In the third quarter of 2018, the median down payment in New York City was $177,000, according to ATTOM Data Solutions, a real estate data company. By contrast, the typical first-time home buyer in the United States put down $15,878 in 2018, said Guy Cecala, the chief executive of Inside Mortgage Finance.

But one bright spot for New York buyers, especially those in Manhattan: Inventory keeps climbing and staying on the market for longer periods of time, making it easier to negotiate.

At a recent StreetEasy event that drew hundreds of first-time home buyers from around New York City, Ms. Wu told the audience that Manhattan home prices fell 4 percent between January 2018 and January 2019. And in Brooklyn, price growth has remained fairly stagnant for the past year.

“Right now, there are so many more discounts than there have been in the past,” she said.

Fernando Gonzalez and Alex Novack in their new apartment in NoMad. Income and bonus money helped fund their down payment, but they also managed to save by finding a cheaper rental and cutting back on eating out.CreditGeorge Etheredge for The New York Times

Alex Novak, 37, a real estate broker at Sotheby’s, and his husband, Fernando Gonzalez, 36, who works at a private bank, used that to their advantage when they began hunting for their “forever home” last summer.

Neither of them were first-time buyers, having each bought apartments in Chelsea before they met. When they married in 2014, they were renting a two-bedroom, two-bathroom apartment in Williamsburg, Brooklyn.
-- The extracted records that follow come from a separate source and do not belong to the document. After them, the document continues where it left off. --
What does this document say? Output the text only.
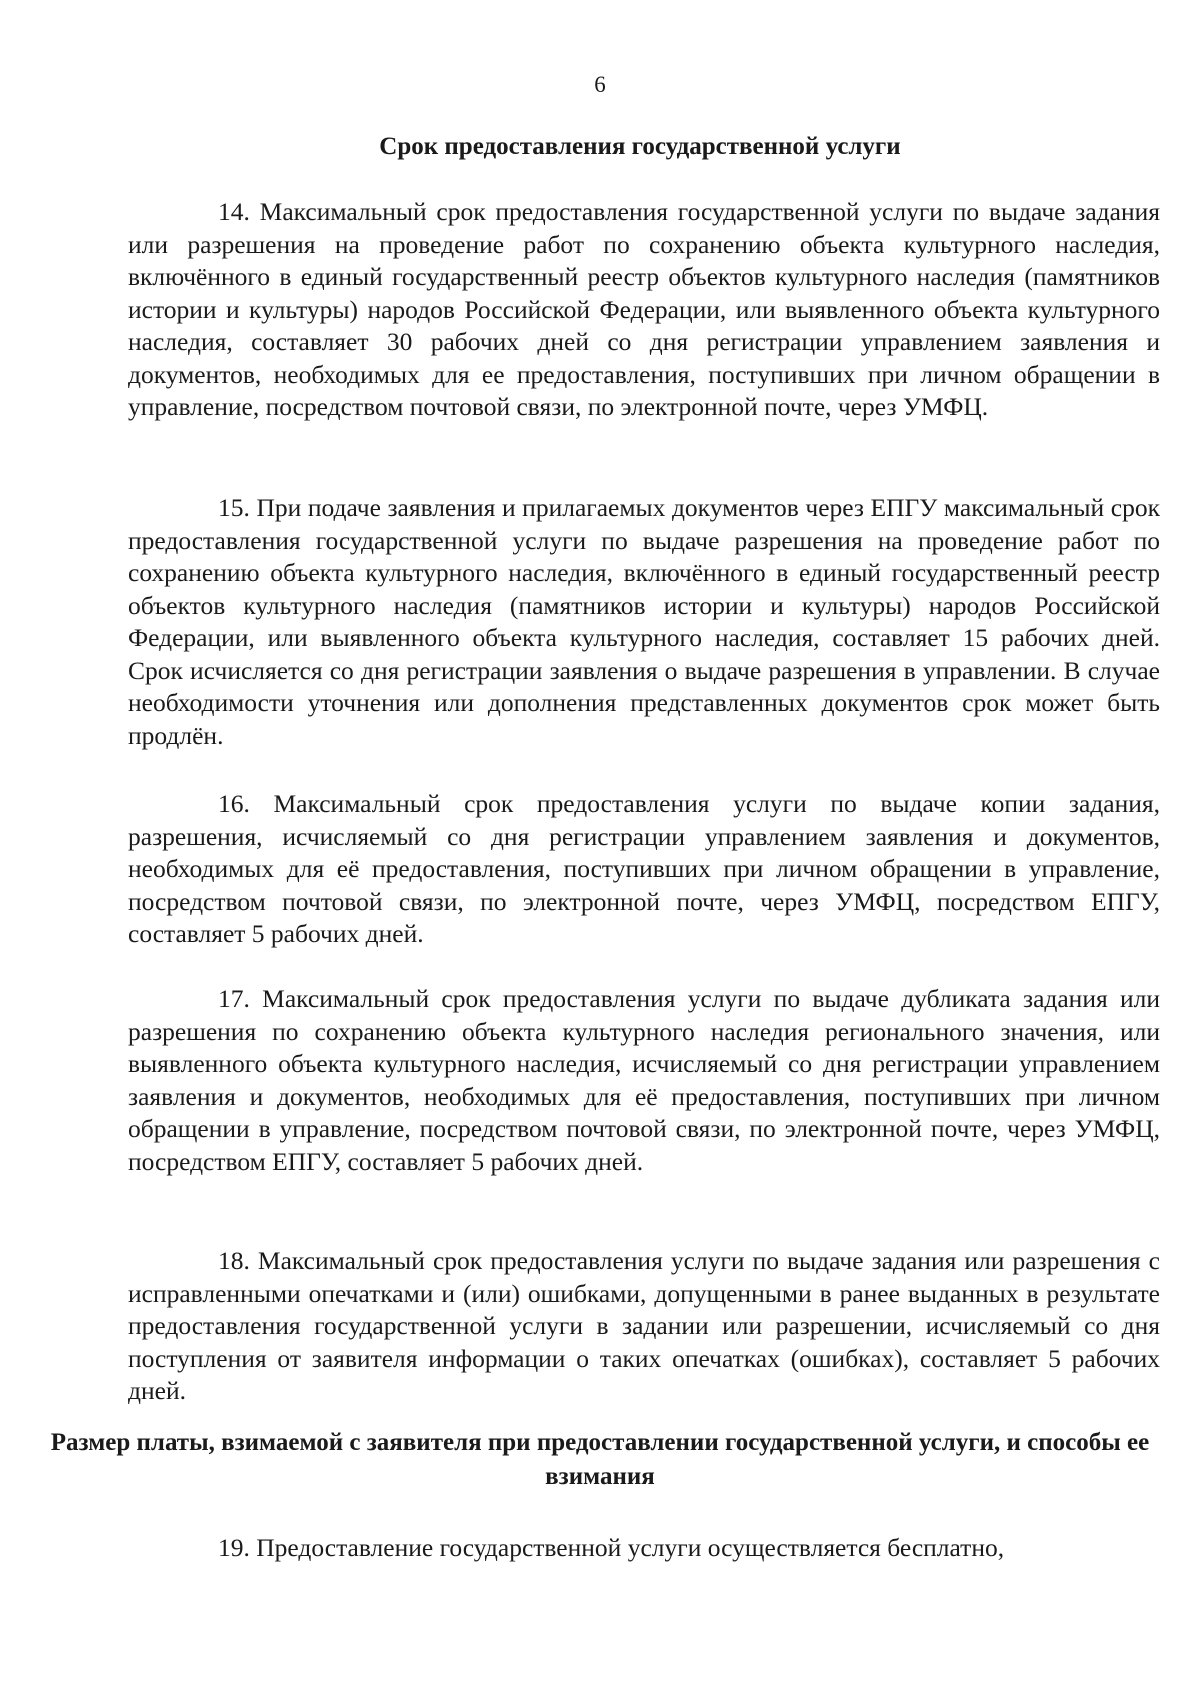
6
Срок предоставления государственной услуги

14. Максимальный срок предоставления государственной услуги по выдаче задания или разрешения на проведение работ по сохранению объекта культурного наследия, включённого в единый государственный реестр объектов культурного наследия (памятников истории и культуры) народов Российской Федерации, или выявленного объекта культурного наследия, составляет 30 рабочих дней со дня регистрации управлением заявления и документов, необходимых для ее предоставления, поступивших при личном обращении в управление, посредством почтовой связи, по электронной почте, через УМФЦ.

15. При подаче заявления и прилагаемых документов через ЕПГУ максимальный срок предоставления государственной услуги по выдаче разрешения на проведение работ по сохранению объекта культурного наследия, включённого в единый государственный реестр объектов культурного наследия (памятников истории и культуры) народов Российской Федерации, или выявленного объекта культурного наследия, составляет 15 рабочих дней. Срок исчисляется со дня регистрации заявления о выдаче разрешения в управлении. В случае необходимости уточнения или дополнения представленных документов срок может быть продлён.

16. Максимальный срок предоставления услуги по выдаче копии задания, разрешения, исчисляемый со дня регистрации управлением заявления и документов, необходимых для её предоставления, поступивших при личном обращении в управление, посредством почтовой связи, по электронной почте, через УМФЦ, посредством ЕПГУ, составляет 5 рабочих дней.

17. Максимальный срок предоставления услуги по выдаче дубликата задания или разрешения по сохранению объекта культурного наследия регионального значения, или выявленного объекта культурного наследия, исчисляемый со дня регистрации управлением заявления и документов, необходимых для её предоставления, поступивших при личном обращении в управление, посредством почтовой связи, по электронной почте, через УМФЦ, посредством ЕПГУ, составляет 5 рабочих дней.

18. Максимальный срок предоставления услуги по выдаче задания или разрешения с исправленными опечатками и (или) ошибками, допущенными в ранее выданных в результате предоставления государственной услуги в задании или разрешении, исчисляемый со дня поступления от заявителя информации о таких опечатках (ошибках), составляет 5 рабочих дней.

Размер платы, взимаемой с заявителя при предоставлении государственной услуги, и способы ее взимания

19. Предоставление государственной услуги осуществляется бесплатно,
“You get to a certain point where, no matter how much you love your space, you want to make little changes,” Mr. Novak said. But if you’re making improvements to a rental, he added, “you feel like you’re throwing money out the door.”

Although the men both work in lucrative industries, they weren’t immune to the lifestyle changes often necessitated by a big purchase.
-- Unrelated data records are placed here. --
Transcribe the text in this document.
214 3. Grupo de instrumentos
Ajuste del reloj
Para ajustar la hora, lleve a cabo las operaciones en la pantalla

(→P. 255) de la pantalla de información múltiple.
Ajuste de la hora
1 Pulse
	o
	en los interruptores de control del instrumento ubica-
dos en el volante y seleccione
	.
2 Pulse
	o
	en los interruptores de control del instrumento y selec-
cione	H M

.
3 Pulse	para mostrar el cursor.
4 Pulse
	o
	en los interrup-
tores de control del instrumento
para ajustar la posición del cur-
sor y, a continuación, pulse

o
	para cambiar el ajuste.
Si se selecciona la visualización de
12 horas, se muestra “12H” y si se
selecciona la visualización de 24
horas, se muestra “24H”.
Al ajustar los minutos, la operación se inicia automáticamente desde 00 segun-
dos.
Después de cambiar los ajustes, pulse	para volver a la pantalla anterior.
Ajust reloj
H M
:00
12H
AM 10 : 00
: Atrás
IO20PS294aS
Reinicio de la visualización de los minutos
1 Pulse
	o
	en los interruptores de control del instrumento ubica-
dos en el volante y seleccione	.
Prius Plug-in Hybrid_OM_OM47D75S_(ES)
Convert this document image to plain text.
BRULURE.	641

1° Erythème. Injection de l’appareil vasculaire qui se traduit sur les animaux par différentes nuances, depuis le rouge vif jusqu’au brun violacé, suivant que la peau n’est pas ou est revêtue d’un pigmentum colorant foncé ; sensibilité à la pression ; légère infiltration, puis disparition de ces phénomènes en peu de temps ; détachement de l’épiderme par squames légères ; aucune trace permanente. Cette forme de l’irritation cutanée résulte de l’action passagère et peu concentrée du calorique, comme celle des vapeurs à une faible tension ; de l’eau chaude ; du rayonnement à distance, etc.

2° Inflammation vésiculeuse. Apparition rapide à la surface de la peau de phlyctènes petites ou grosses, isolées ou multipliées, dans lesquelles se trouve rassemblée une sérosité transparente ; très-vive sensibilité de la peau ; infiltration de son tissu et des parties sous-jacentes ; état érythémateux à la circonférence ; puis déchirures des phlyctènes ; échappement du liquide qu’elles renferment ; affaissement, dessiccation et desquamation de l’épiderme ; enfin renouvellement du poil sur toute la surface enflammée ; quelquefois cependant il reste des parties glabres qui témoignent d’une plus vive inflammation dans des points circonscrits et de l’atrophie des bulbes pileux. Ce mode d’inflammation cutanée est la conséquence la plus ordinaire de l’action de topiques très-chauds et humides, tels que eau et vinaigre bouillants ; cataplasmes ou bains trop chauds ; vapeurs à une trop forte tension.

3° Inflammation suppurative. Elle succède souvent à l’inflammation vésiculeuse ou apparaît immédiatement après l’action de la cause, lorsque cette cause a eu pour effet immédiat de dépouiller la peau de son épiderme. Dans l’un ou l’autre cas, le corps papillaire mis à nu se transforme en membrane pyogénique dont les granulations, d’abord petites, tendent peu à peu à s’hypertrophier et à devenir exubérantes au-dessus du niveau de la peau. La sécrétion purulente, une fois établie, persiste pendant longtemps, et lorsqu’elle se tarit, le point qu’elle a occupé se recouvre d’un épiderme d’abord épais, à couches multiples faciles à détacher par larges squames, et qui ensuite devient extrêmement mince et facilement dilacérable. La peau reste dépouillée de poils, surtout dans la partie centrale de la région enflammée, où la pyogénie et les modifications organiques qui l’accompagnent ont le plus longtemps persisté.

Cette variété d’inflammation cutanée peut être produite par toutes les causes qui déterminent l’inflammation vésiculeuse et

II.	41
Several years ago they downsized, forgoing water views and nearly 1,500 square feet in Brooklyn for a one-bedroom in the West Village, which saved them about $2,000 a month on rent.

They also cut back on other spending.

“We didn’t live a monk-like lifestyle,” Mr. Novak said, but they limited dinners out to once or twice a week and dialed back on their shopping.
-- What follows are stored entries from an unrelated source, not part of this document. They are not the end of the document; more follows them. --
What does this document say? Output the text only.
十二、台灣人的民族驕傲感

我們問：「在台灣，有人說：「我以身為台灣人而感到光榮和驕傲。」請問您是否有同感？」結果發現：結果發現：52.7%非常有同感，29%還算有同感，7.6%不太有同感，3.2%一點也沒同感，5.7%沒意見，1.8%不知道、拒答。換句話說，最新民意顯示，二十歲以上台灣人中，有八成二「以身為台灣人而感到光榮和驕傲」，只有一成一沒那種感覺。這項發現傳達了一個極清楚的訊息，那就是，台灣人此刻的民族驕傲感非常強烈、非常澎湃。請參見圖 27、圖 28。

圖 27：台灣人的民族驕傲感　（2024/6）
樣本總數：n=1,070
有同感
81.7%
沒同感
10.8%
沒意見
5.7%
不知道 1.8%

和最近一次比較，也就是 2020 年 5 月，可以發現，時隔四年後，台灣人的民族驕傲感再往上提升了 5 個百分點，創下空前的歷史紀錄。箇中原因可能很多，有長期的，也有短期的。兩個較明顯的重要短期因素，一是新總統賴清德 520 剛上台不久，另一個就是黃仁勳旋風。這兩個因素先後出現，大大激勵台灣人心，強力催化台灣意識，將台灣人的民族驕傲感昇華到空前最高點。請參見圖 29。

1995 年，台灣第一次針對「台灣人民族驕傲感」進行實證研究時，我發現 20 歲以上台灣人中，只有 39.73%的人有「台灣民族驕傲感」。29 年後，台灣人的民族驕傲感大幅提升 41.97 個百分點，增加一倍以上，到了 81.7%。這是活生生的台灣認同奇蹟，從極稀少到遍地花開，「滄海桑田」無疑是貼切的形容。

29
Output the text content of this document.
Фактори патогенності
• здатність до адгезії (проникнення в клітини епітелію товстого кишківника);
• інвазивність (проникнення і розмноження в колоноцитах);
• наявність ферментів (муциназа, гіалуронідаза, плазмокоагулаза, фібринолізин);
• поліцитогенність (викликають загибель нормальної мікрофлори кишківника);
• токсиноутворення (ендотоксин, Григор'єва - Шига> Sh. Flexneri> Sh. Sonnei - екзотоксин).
“You just try to be smarter,” said Mr. Gonzalez, who has a weakness for Barneys and Bergdorf Goodman. “You don’t have to buy everything full price at the top of the trend.”

The rest of their savings for the down payment came from bonus and commission money. Within four years, they had saved more than half a million dollars.

Last year, they came across what Mr. Novak described as a “totally charming” two-bedroom, two-bathroom co-op in NoMad, the area immediately north of Madison Square Park, with a small balcony and open exposures facing east and south.

The apartment was listed for $1.599 million. They negotiated the price down to $1.46 million.

“This is really our most meaningful real purchase together, for sure,” Mr. Novak said.